A Psychological Look at What Makes the Current Debate About Women’s Rights So Dangerous

A Psychological Look at What Makes the Current Debate About Women’s Rights So Dangerous


Lately, it has occurred to me that writing constantly about Rick Santorum and women’s rights, while sparking conversation among many, mostly liberal, readers, is probably almost as counter-productive as it is productive.

Let me back up here. Where did this sudden questioning, not just of abortion, but of whether or not women should be forced into motherhood if they choose to have sex, originate? According to the Newsweek cover story Why Are Obama’s Critics So Dumb?, bringing this up was part of Obama’s long-term strategy to turn women (roughly half the population) against Republicans. By encouraging legislation that would force employers to cover the cost of their employees’ birth control pills, writer Andrew Sullivan argued, Obama knew he would cause a flurry of Republican backlash that would quickly alienate women.

We can’t know if Obama’s strategic team actually planned this, but it is indeed happening. No matter how smart this strategy might be, and how “nonsensical” Republicans’ debates are, I fear that this has started something much more dangerous than we can easily foresee. People who are not worried about the conversations about women’s rights happening right now aren’t worried because they are assuming that people, for the most part, are rational. I’m not going to argue that human beings aren’t rational – there are probably some cool economic studies that argue otherwise – but that there are certain conditions that cause humans to act absolutely irrationally.

In this case, many of them are present. A couple of these conditions are institutional – has anything made people act as irrationally as religion? Serving in the legislature, among so much polarization and pressure, probably causes irrationality for too many reasons to list.

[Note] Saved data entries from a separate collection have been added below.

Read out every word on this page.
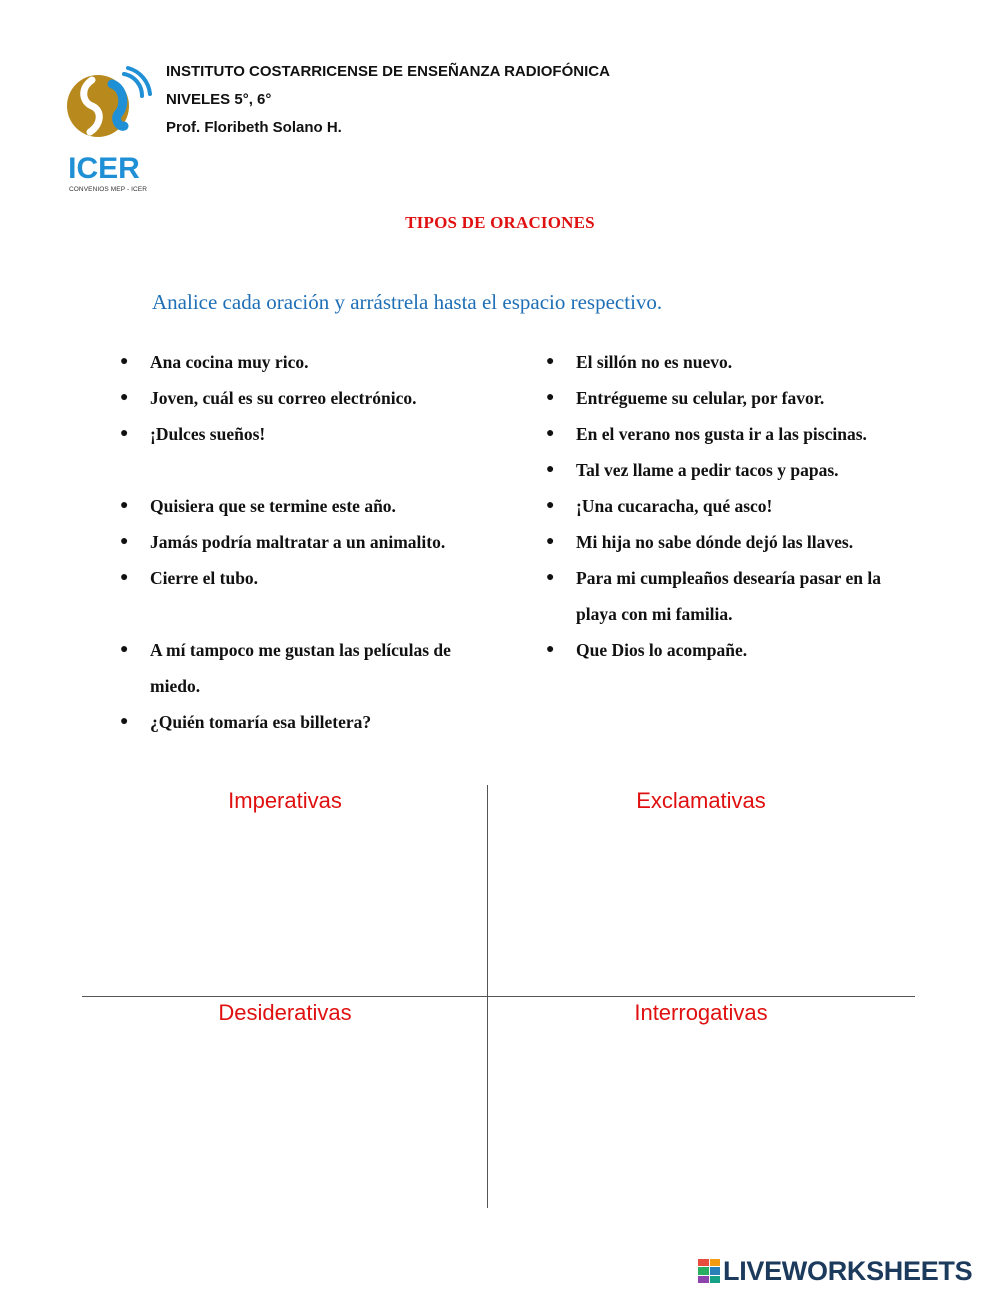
ICER
CONVENIOS MEP - ICER
INSTITUTO COSTARRICENSE DE ENSEÑANZA RADIOFÓNICA
NIVELES 5°, 6°
Prof. Floribeth Solano H.
TIPOS DE ORACIONES
Analice cada oración y arrástrela hasta el espacio respectivo.
● Ana cocina muy rico.
● Joven, cuál es su correo electrónico.
● ¡Dulces sueños!
● Quisiera que se termine este año.
● Jamás podría maltratar a un animalito.
● Cierre el tubo.
● A mí tampoco me gustan las películas de miedo.
● ¿Quién tomaría esa billetera?
● El sillón no es nuevo.
● Entrégueme su celular, por favor.
● En el verano nos gusta ir a las piscinas.
● Tal vez llame a pedir tacos y papas.
● ¡Una cucaracha, qué asco!
● Mi hija no sabe dónde dejó las llaves.
● Para mi cumpleaños desearía pasar en la playa con mi familia.
● Que Dios lo acompañe.
Imperativas	Exclamativas
Desiderativas	Interrogativas
LIVEWORKSHEETS
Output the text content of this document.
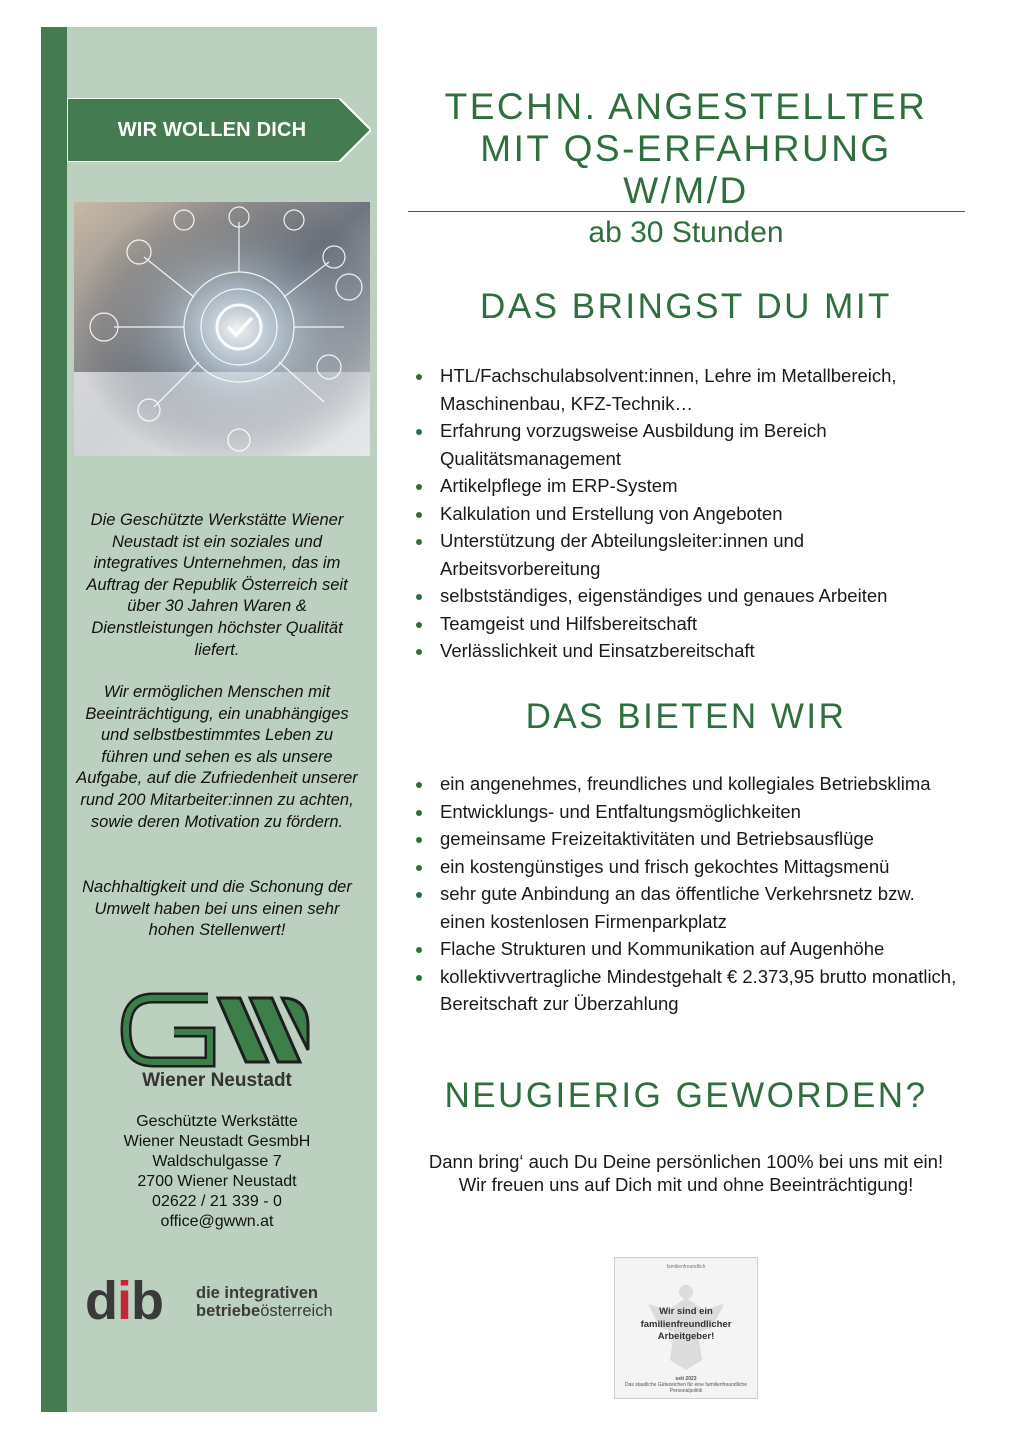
WIR WOLLEN DICH
Die Geschützte Werkstätte Wiener Neustadt ist ein soziales und integratives Unternehmen, das im Auftrag der Republik Österreich seit über 30 Jahren Waren & Dienstleistungen höchster Qualität liefert.
Wir ermöglichen Menschen mit Beeinträchtigung, ein unabhängiges und selbstbestimmtes Leben zu führen und sehen es als unsere Aufgabe, auf die Zufriedenheit unserer rund 200 Mitarbeiter:innen zu achten, sowie deren Motivation zu fördern.
Nachhaltigkeit und die Schonung der Umwelt haben bei uns einen sehr hohen Stellenwert!
Wiener Neustadt
Geschützte Werkstätte
Wiener Neustadt GesmbH
Waldschulgasse 7
2700 Wiener Neustadt
02622 / 21 339 - 0
office@gwwn.at
dib die integrativen
betriebeösterreich
TECHN. ANGESTELLTER
MIT QS-ERFAHRUNG
W/M/D
ab 30 Stunden
DAS BRINGST DU MIT
HTL/Fachschulabsolvent:innen, Lehre im Metallbereich, Maschinenbau, KFZ-Technik…
Erfahrung vorzugsweise Ausbildung im Bereich Qualitätsmanagement
Artikelpflege im ERP-System
Kalkulation und Erstellung von Angeboten
Unterstützung der Abteilungsleiter:innen und Arbeitsvorbereitung
selbstständiges, eigenständiges und genaues Arbeiten
Teamgeist und Hilfsbereitschaft
Verlässlichkeit und Einsatzbereitschaft
DAS BIETEN WIR
ein angenehmes, freundliches und kollegiales Betriebsklima
Entwicklungs- und Entfaltungsmöglichkeiten
gemeinsame Freizeitaktivitäten und Betriebsausflüge
ein kostengünstiges und frisch gekochtes Mittagsmenü
sehr gute Anbindung an das öffentliche Verkehrsnetz bzw. einen kostenlosen Firmenparkplatz
Flache Strukturen und Kommunikation auf Augenhöhe
kollektivvertragliche Mindestgehalt € 2.373,95 brutto monatlich, Bereitschaft zur Überzahlung
NEUGIERIG GEWORDEN?
Dann bring‘ auch Du Deine persönlichen 100% bei uns mit ein!
Wir freuen uns auf Dich mit und ohne Beeinträchtigung!
familienfreundlich
Wir sind ein familienfreundlicher Arbeitgeber!
seit 2023
Das staatliche Gütezeichen für eine familienfreundliche Personalpolitik
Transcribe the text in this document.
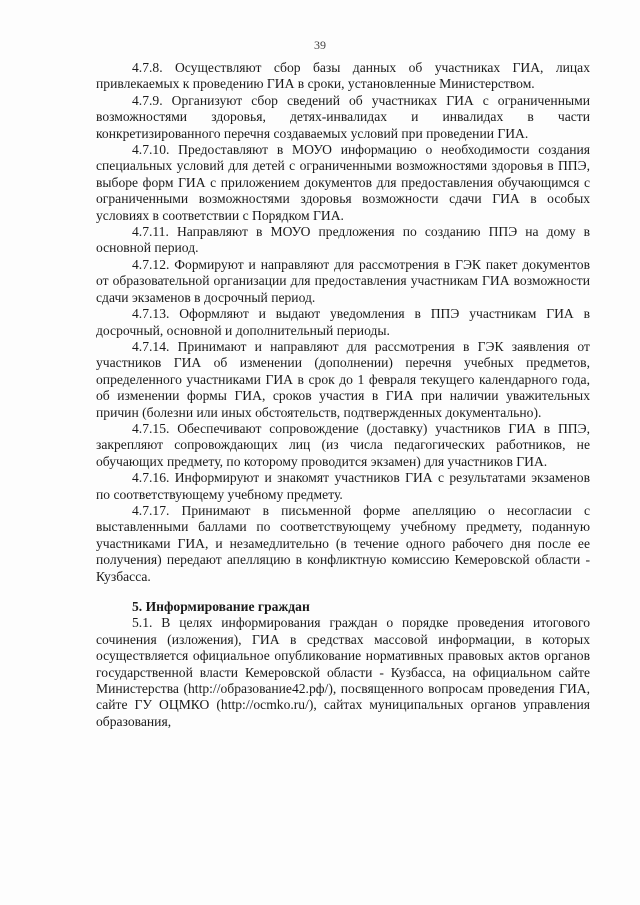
39

4.7.8. Осуществляют сбор базы данных об участниках ГИА, лицах привлекаемых к проведению ГИА в сроки, установленные Министерством.

4.7.9. Организуют сбор сведений об участниках ГИА с ограниченными возможностями здоровья, детях-инвалидах и инвалидах в части конкретизированного перечня создаваемых условий при проведении ГИА.

4.7.10. Предоставляют в МОУО информацию о необходимости создания специальных условий для детей с ограниченными возможностями здоровья в ППЭ, выборе форм ГИА с приложением документов для предоставления обучающимся с ограниченными возможностями здоровья возможности сдачи ГИА в особых условиях в соответствии с Порядком ГИА.

4.7.11. Направляют в МОУО предложения по созданию ППЭ на дому в основной период.

4.7.12. Формируют и направляют для рассмотрения в ГЭК пакет документов от образовательной организации для предоставления участникам ГИА возможности сдачи экзаменов в досрочный период.

4.7.13. Оформляют и выдают уведомления в ППЭ участникам ГИА в досрочный, основной и дополнительный периоды.

4.7.14. Принимают и направляют для рассмотрения в ГЭК заявления от участников ГИА об изменении (дополнении) перечня учебных предметов, определенного участниками ГИА в срок до 1 февраля текущего календарного года, об изменении формы ГИА, сроков участия в ГИА при наличии уважительных причин (болезни или иных обстоятельств, подтвержденных документально).

4.7.15. Обеспечивают сопровождение (доставку) участников ГИА в ППЭ, закрепляют сопровождающих лиц (из числа педагогических работников, не обучающих предмету, по которому проводится экзамен) для участников ГИА.

4.7.16. Информируют и знакомят участников ГИА с результатами экзаменов по соответствующему учебному предмету.

4.7.17. Принимают в письменной форме апелляцию о несогласии с выставленными баллами по соответствующему учебному предмету, поданную участниками ГИА, и незамедлительно (в течение одного рабочего дня после ее получения) передают апелляцию в конфликтную комиссию Кемеровской области - Кузбасса.

5. Информирование граждан

5.1. В целях информирования граждан о порядке проведения итогового сочинения (изложения), ГИА в средствах массовой информации, в которых осуществляется официальное опубликование нормативных правовых актов органов государственной власти Кемеровской области - Кузбасса, на официальном сайте Министерства (http://образование42.рф/), посвященного вопросам проведения ГИА, сайте ГУ ОЦМКО (http://ocmko.ru/), сайтах муниципальных органов управления образования,
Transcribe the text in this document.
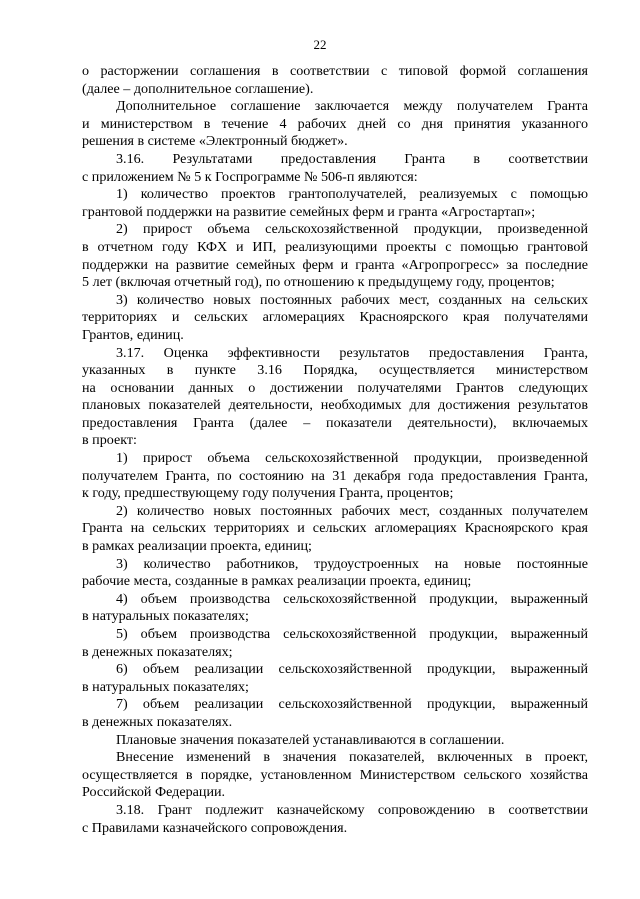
22
о расторжении соглашения в соответствии с типовой формой соглашения
(далее – дополнительное соглашение).
Дополнительное соглашение заключается между получателем Гранта
и министерством в течение 4 рабочих дней со дня принятия указанного
решения в системе «Электронный бюджет».
3.16. Результатами предоставления Гранта в соответствии
с приложением № 5 к Госпрограмме № 506-п являются:
1) количество проектов грантополучателей, реализуемых с помощью
грантовой поддержки на развитие семейных ферм и гранта «Агростартап»;
2) прирост объема сельскохозяйственной продукции, произведенной
в отчетном году КФХ и ИП, реализующими проекты с помощью грантовой
поддержки на развитие семейных ферм и гранта «Агропрогресс» за последние
5 лет (включая отчетный год), по отношению к предыдущему году, процентов;
3) количество новых постоянных рабочих мест, созданных на сельских
территориях и сельских агломерациях Красноярского края получателями
Грантов, единиц.
3.17. Оценка эффективности результатов предоставления Гранта,
указанных в пункте 3.16 Порядка, осуществляется министерством
на основании данных о достижении получателями Грантов следующих
плановых показателей деятельности, необходимых для достижения результатов
предоставления Гранта (далее – показатели деятельности), включаемых
в проект:
1) прирост объема сельскохозяйственной продукции, произведенной
получателем Гранта, по состоянию на 31 декабря года предоставления Гранта,
к году, предшествующему году получения Гранта, процентов;
2) количество новых постоянных рабочих мест, созданных получателем
Гранта на сельских территориях и сельских агломерациях Красноярского края
в рамках реализации проекта, единиц;
3) количество работников, трудоустроенных на новые постоянные
рабочие места, созданные в рамках реализации проекта, единиц;
4) объем производства сельскохозяйственной продукции, выраженный
в натуральных показателях;
5) объем производства сельскохозяйственной продукции, выраженный
в денежных показателях;
6) объем реализации сельскохозяйственной продукции, выраженный
в натуральных показателях;
7) объем реализации сельскохозяйственной продукции, выраженный
в денежных показателях.
Плановые значения показателей устанавливаются в соглашении.
Внесение изменений в значения показателей, включенных в проект,
осуществляется в порядке, установленном Министерством сельского хозяйства
Российской Федерации.
3.18. Грант подлежит казначейскому сопровождению в соответствии
с Правилами казначейского сопровождения.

Diving deeper into the human psyche, this whole debate is tied into two drives that most certainly challenge rationality – sex and power. Rather than getting into the long history of men seeing women’s sexuality as a threat to their power, I’m going to argue that this whole debate is dangerous because of two simple psychological phenomena.

1. Memes and Agenda Setting
A lot of the things I’m hearing about sound absolutely ridiculous at first. Force women whose babies die in the womb to carry them to term? That’s not even protecting a human life! I’m mad now! But while we think of memes as funny cats and shareable games, they can be any idea that is, for one reason or another, easily able to spread from person to person. In this case, an idea that is easily worthless suddenly gets blown out of proportion because people want to talk about how angry it makes them. But the unintended consequence of blowing up these kinds of stories is that it forces them to the top of the public agenda, beating out racial inequality and Wall Street, suddenly begging to be addressed.

2. Group psychology
When we force ideas to the top of the public agenda, they can be easily susceptible to group psychology. Many people think Freud predicted fascism with his book Group Psychology and the Analysis of the Ego, which argued that people in groups are subject to contagious ideas and emotions, easily acting totally out-of-synch with their individual beliefs or inclinations. Basically, it’s the dynamic that can make a republican too embarrassed not to vote against a contraception bill, even if he knows it would likely prevent countless abortions.

Basically, all of these ridiculous ideas, and the angry liberal columns flowering up about them, are challenging conservatives to out-conservative one another. While this may split the party, it could also makes their group sentiment even stronger, and more contagious. If Mitt Romney was acting according to his own inclinations, he would probably not be out there, as Salon described, “barnstorming across the land condemning gay marriage, abortion, out-of-wedlock births, access to contraception and the wall separating church and state.” He’s just playing the groupthink game along with his peers. But before you argue that this is just election season drama, consider that we have opened up a well of polarized warring that won’t fade away easily. Men, including Obama, need to know that women’s rights should not be used as pawns in election season play.